Einwilligung psychisch kranker Eltern bei Adoption: Karlsruhe soll entscheiden

Frankfurt, 26. Januar 2026 (JPD) – Das Oberlandesgericht Frankfurt am Main hat das Bundesverfassungsgericht angerufen, um die Verfassungsmäßigkeit der gesetzlichen Regelungen zur Ersetzung der Einwilligung eines Elternteils in die Adoption zu prüfen. Nach aktueller Gesetzeslage kann die Einwilligung eines psychisch kranken Elternteils nur ersetzt werden, wenn das Kind ohne Adoption nicht in einer Familie aufwachsen könnte. Das OLG sieht hierin mögliche Verstöße gegen die Grundrechte des Kindes und erhebt Zweifel an der Vereinbarkeit mit dem Grundgesetz.
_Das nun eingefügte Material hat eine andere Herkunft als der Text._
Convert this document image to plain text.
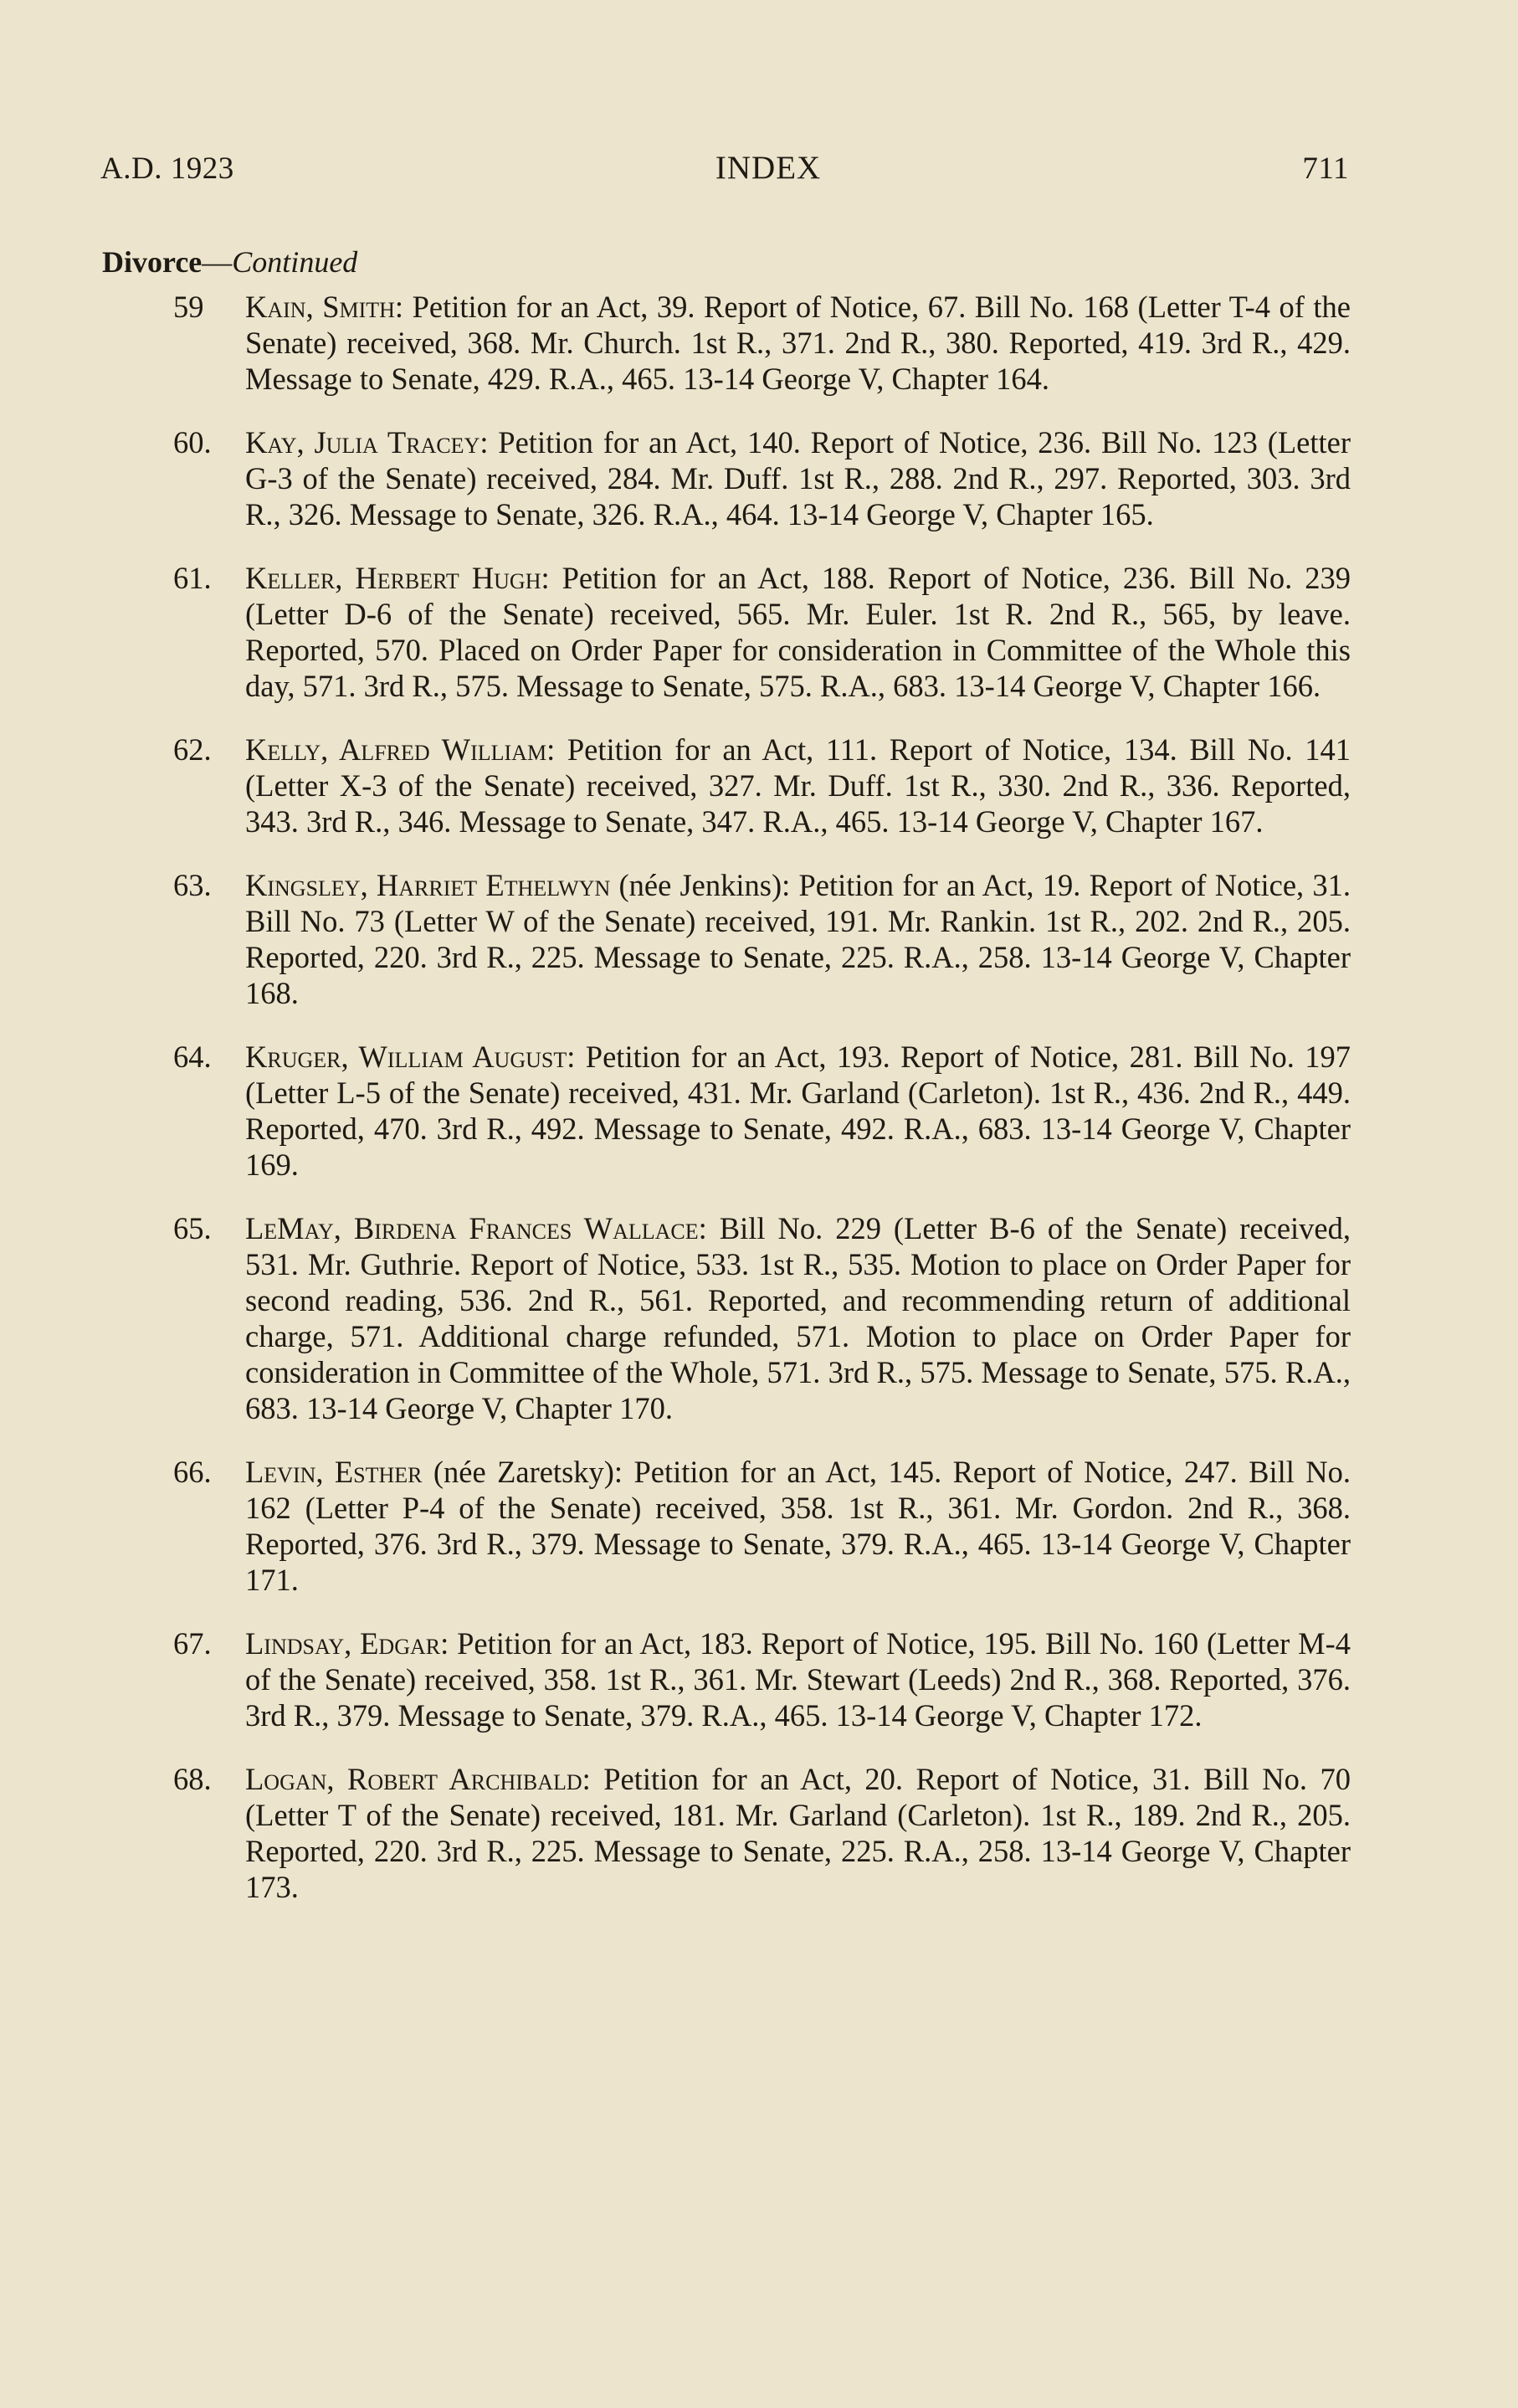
A.D. 1923	INDEX	711
Divorce—Continued
59 Kain, Smith: Petition for an Act, 39. Report of Notice, 67. Bill No. 168 (Letter T-4 of the Senate) received, 368. Mr. Church. 1st R., 371. 2nd R., 380. Reported, 419. 3rd R., 429. Message to Senate, 429. R.A., 465. 13-14 George V, Chapter 164.
60. Kay, Julia Tracey: Petition for an Act, 140. Report of Notice, 236. Bill No. 123 (Letter G-3 of the Senate) received, 284. Mr. Duff. 1st R., 288. 2nd R., 297. Reported, 303. 3rd R., 326. Message to Senate, 326. R.A., 464. 13-14 George V, Chapter 165.
61. Keller, Herbert Hugh: Petition for an Act, 188. Report of Notice, 236. Bill No. 239 (Letter D-6 of the Senate) received, 565. Mr. Euler. 1st R. 2nd R., 565, by leave. Reported, 570. Placed on Order Paper for consideration in Committee of the Whole this day, 571. 3rd R., 575. Message to Senate, 575. R.A., 683. 13-14 George V, Chapter 166.
62. Kelly, Alfred William: Petition for an Act, 111. Report of Notice, 134. Bill No. 141 (Letter X-3 of the Senate) received, 327. Mr. Duff. 1st R., 330. 2nd R., 336. Reported, 343. 3rd R., 346. Message to Senate, 347. R.A., 465. 13-14 George V, Chapter 167.
63. Kingsley, Harriet Ethelwyn (née Jenkins): Petition for an Act, 19. Report of Notice, 31. Bill No. 73 (Letter W of the Senate) received, 191. Mr. Rankin. 1st R., 202. 2nd R., 205. Reported, 220. 3rd R., 225. Message to Senate, 225. R.A., 258. 13-14 George V, Chapter 168.
64. Kruger, William August: Petition for an Act, 193. Report of Notice, 281. Bill No. 197 (Letter L-5 of the Senate) received, 431. Mr. Garland (Carleton). 1st R., 436. 2nd R., 449. Reported, 470. 3rd R., 492. Message to Senate, 492. R.A., 683. 13-14 George V, Chapter 169.
65. LeMay, Birdena Frances Wallace: Bill No. 229 (Letter B-6 of the Senate) received, 531. Mr. Guthrie. Report of Notice, 533. 1st R., 535. Motion to place on Order Paper for second reading, 536. 2nd R., 561. Reported, and recommending return of additional charge, 571. Additional charge refunded, 571. Motion to place on Order Paper for consideration in Committee of the Whole, 571. 3rd R., 575. Message to Senate, 575. R.A., 683. 13-14 George V, Chapter 170.
66. Levin, Esther (née Zaretsky): Petition for an Act, 145. Report of Notice, 247. Bill No. 162 (Letter P-4 of the Senate) received, 358. 1st R., 361. Mr. Gordon. 2nd R., 368. Reported, 376. 3rd R., 379. Message to Senate, 379. R.A., 465. 13-14 George V, Chapter 171.
67. Lindsay, Edgar: Petition for an Act, 183. Report of Notice, 195. Bill No. 160 (Letter M-4 of the Senate) received, 358. 1st R., 361. Mr. Stewart (Leeds) 2nd R., 368. Reported, 376. 3rd R., 379. Message to Senate, 379. R.A., 465. 13-14 George V, Chapter 172.
68. Logan, Robert Archibald: Petition for an Act, 20. Report of Notice, 31. Bill No. 70 (Letter T of the Senate) received, 181. Mr. Garland (Carleton). 1st R., 189. 2nd R., 205. Reported, 220. 3rd R., 225. Message to Senate, 225. R.A., 258. 13-14 George V, Chapter 173.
In dem Verfahren beantragten Pflegeeltern die Adoption eines heute dreijährigen Kindes, dessen Mutter langjährig suchtmittelabhängig ist. Da die Mutter ihre Zustimmung verweigerte, stellten die Pflegeeltern beim Familiengericht den Antrag auf gerichtliche Ersetzung der Einwilligung. Das Amtsgericht wies den Antrag zurück. Auf Beschwerde hin setzte der 1. Familiensenat des OLG das Verfahren aus und legte Fragen zur Verfassungskonformität von § 1748 Abs. 3 BGB dem Bundesverfassungsgericht vor.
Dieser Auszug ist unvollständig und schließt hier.